A few weeks ago, I wrote about how friggin' tired I am. I was feeling kind of hostile toward my tired self. Like, "Snap out of it, woman! You have stuff to do!"
So I pushed against the tiredness, forcing myself to keep moving. One more load of laundry. One more set of weights. Another trip the the grocery store. More tidying, more stories, more songs, don't stop moving or else!
Or else what? Or else risk admitting that this pushing is not working? That I'm operating at about 60% on a good day and want-slash-need more time to myself? (That when I get time to myself, I don't know what to do with it because I truly cannot think of anything that would be "fun" or "relaxing"?)
Yeah, something like that.
It turns out that pushing against the tired doesn't work. You just end up hating everything and eating almost an entire batch of homemade cookies. At least, you do if you're me. (And at least those cookies were refined-sugar-free.)
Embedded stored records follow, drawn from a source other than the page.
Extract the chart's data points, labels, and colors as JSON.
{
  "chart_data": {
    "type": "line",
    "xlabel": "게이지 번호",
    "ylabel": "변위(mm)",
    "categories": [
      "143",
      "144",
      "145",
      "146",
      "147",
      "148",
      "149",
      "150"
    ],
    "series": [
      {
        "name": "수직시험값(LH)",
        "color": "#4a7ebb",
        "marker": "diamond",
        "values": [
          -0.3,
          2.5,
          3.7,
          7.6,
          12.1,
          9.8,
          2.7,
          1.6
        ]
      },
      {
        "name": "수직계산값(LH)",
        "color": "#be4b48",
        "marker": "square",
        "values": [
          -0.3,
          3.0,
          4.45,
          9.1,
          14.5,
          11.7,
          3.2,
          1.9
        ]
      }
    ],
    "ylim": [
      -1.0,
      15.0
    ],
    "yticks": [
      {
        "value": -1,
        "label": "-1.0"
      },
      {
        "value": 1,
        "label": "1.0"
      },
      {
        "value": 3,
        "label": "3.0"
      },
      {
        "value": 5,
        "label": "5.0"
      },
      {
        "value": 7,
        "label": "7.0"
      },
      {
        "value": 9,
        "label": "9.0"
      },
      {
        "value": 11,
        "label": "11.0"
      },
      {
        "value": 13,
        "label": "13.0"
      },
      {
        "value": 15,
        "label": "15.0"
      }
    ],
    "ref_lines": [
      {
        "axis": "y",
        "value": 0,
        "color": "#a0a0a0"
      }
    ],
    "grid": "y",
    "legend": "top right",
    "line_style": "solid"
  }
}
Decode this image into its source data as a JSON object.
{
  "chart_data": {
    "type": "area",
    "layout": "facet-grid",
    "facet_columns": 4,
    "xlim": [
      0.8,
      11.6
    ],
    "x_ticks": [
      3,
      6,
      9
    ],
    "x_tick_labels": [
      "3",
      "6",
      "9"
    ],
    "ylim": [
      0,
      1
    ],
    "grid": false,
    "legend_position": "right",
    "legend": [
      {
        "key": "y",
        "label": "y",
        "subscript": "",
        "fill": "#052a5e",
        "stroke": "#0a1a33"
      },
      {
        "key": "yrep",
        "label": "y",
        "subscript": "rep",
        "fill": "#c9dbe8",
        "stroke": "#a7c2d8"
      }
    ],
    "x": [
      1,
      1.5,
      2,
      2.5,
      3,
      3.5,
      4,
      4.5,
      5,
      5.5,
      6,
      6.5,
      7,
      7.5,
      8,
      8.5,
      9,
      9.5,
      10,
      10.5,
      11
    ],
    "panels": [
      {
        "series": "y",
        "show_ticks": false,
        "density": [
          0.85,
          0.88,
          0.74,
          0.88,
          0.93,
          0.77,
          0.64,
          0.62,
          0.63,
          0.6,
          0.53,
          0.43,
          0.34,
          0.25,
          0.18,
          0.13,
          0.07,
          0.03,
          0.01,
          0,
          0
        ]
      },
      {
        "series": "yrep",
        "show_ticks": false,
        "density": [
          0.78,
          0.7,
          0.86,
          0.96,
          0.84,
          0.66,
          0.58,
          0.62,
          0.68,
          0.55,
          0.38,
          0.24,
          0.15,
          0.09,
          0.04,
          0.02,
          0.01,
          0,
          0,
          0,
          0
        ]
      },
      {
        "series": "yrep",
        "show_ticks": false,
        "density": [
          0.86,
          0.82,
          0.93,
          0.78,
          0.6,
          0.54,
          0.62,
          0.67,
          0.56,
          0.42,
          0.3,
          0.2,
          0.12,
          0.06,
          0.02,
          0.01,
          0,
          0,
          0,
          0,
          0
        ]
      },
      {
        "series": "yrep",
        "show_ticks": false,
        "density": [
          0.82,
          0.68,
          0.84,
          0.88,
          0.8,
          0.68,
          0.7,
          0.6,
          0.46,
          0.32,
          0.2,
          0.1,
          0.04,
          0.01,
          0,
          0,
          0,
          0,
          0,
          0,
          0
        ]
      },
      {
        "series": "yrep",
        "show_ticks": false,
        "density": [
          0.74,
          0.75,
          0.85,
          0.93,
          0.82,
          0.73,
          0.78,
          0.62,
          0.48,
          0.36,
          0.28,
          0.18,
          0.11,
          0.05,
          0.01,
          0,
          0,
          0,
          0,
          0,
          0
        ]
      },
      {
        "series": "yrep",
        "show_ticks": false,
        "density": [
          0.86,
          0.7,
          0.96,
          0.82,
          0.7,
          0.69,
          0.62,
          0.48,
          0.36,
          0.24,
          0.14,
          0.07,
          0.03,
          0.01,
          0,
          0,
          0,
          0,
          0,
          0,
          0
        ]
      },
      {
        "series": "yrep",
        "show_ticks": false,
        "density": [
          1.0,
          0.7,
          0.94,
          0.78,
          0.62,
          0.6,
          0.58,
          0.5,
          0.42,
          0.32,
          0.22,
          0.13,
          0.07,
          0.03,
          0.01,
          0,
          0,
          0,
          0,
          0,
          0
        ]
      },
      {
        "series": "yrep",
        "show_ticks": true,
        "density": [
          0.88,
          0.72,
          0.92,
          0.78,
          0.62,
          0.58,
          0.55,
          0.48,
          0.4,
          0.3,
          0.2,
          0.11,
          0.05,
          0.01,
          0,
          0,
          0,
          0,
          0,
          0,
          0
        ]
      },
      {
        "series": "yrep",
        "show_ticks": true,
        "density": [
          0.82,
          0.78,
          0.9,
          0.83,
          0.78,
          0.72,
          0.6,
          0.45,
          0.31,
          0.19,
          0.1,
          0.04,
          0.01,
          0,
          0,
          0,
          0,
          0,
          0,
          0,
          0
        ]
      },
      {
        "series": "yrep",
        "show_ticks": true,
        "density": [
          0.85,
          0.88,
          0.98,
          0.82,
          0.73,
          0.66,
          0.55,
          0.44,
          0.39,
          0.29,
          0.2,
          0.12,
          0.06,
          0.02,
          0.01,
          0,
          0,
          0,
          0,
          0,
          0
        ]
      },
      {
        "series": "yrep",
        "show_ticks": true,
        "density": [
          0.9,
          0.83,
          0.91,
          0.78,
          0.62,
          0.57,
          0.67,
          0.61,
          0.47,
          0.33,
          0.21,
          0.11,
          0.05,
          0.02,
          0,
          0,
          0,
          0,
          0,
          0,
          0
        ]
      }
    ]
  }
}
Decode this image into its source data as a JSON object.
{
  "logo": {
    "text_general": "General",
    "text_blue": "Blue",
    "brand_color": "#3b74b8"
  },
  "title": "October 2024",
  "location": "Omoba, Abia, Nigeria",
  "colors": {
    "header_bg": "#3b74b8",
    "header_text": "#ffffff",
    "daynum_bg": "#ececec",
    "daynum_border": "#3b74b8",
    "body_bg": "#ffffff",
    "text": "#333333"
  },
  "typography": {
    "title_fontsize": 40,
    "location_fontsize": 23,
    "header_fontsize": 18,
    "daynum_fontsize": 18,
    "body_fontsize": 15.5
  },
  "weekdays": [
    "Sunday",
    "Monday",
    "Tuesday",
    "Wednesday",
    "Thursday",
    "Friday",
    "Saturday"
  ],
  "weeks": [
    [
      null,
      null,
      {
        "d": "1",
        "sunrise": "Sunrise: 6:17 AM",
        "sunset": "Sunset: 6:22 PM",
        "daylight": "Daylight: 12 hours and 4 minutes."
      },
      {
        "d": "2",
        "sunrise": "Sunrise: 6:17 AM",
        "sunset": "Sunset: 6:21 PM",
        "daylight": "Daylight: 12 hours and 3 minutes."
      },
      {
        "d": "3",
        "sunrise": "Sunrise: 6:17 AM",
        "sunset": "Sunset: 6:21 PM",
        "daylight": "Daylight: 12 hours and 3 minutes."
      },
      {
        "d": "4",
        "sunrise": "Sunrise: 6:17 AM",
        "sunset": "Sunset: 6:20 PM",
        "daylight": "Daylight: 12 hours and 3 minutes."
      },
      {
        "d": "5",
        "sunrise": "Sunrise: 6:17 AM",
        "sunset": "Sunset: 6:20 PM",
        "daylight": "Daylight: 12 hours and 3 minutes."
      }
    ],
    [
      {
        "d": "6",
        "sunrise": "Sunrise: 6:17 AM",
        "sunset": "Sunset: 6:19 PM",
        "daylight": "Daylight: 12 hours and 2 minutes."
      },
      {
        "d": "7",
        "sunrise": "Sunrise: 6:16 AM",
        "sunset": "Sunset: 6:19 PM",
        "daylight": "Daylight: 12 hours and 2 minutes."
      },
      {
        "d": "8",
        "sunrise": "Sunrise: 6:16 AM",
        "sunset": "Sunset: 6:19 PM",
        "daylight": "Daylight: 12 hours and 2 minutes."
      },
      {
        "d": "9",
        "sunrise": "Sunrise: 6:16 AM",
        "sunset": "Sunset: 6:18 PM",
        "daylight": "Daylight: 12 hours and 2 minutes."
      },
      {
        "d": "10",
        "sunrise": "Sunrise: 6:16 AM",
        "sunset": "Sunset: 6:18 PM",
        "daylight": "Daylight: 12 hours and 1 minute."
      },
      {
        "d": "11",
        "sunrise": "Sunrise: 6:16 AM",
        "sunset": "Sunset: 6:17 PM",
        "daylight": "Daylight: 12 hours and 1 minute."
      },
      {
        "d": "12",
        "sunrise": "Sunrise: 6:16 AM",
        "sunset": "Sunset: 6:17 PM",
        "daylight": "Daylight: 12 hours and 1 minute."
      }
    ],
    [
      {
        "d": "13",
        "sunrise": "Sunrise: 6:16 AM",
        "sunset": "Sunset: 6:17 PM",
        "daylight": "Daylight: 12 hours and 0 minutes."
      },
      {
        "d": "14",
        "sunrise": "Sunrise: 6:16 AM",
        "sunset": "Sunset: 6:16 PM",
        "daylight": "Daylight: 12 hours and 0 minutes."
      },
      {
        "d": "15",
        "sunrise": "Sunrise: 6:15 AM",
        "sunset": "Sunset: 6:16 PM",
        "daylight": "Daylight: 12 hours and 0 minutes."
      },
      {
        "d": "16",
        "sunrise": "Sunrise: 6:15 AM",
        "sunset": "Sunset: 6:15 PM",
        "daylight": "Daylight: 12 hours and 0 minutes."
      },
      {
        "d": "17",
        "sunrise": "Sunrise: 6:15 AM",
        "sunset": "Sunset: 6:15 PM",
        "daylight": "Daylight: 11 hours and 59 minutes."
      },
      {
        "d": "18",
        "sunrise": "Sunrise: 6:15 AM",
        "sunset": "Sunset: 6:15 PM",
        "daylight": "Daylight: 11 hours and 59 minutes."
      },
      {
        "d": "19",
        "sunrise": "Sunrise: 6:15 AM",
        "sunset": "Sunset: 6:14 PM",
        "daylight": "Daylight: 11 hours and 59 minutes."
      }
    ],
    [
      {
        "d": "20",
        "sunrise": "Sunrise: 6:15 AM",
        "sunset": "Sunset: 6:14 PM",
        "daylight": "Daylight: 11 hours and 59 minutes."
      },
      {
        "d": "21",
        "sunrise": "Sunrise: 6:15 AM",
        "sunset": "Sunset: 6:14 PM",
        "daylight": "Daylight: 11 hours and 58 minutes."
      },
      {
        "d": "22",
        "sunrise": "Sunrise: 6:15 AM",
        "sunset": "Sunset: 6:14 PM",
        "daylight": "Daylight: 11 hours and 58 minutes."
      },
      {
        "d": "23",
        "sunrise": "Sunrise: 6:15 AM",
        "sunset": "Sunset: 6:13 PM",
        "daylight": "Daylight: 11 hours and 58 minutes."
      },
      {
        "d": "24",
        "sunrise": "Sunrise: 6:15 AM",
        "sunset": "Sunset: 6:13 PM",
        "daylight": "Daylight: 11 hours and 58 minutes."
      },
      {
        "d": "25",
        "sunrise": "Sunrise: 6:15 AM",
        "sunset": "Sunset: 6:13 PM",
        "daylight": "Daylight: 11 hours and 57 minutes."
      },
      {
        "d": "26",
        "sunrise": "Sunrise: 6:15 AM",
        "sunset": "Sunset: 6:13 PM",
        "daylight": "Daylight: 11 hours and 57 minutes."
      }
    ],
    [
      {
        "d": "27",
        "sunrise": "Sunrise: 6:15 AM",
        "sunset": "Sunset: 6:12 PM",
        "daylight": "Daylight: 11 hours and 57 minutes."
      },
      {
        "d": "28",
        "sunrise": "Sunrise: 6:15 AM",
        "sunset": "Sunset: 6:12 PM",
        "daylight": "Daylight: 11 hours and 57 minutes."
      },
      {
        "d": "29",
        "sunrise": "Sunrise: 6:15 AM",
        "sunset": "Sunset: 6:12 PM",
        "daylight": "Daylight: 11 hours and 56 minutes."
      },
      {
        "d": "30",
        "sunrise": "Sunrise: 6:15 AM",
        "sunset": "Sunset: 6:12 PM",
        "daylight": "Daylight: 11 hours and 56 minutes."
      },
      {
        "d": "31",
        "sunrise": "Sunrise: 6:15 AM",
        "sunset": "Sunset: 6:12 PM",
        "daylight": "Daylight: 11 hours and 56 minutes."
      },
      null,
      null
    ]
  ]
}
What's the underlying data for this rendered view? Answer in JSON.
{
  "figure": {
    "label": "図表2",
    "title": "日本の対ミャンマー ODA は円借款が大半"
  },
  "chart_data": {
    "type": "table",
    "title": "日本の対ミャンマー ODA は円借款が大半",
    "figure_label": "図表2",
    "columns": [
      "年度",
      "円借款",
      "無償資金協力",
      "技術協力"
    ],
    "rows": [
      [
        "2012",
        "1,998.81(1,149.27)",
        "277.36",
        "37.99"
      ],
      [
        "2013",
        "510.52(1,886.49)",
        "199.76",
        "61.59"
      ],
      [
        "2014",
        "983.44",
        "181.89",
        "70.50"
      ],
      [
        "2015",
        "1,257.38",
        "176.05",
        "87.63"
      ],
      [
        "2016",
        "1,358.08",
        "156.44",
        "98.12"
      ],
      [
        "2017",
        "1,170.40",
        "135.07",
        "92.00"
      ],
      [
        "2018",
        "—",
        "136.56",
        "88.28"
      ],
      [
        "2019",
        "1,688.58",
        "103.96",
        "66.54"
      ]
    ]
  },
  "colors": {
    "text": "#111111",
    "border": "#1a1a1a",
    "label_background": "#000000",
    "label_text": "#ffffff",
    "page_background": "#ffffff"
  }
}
So I've started taking an approach to my tiredness that seems to work pretty well with my chronic back pain. This really should have occurred to me before, as the two are almost certainly related. When my back hurts a little bit - what I called "the normal amount of pain" until Rob pointed out that it's not normal to be in pain all the time - I can move at my usual pace. And pushing a little bit can get me past the whiny, "oh poor me" stage and into building some momentum for the day.
When my back hurt-hurts - as opposed to the normal hurting - I have to rest. If I can't rest as long as I'd like, which happens if Rob is at work, I'm forced to be extremely careful. I have to take things sloooooow. Sitting, standing, dressing Westley, carrying anything...all become exercises in patience as I move half-time through my day. And I let myself off the hook a little.
It's nice not to be on that hook all the time. Which I think, ultimately, is what this pain and tiredness is trying to tell me.
The tiredness is an invitation to back off. To sit down to eat a meal. To cuddle my kid on the couch instead of obsessing over the clutter on the floor. So much of that time I spend pushing against tired is time I'm not spending with family. Because, you know, emptying the dishwasher is so friggin' urgent and my kid will stay two forever.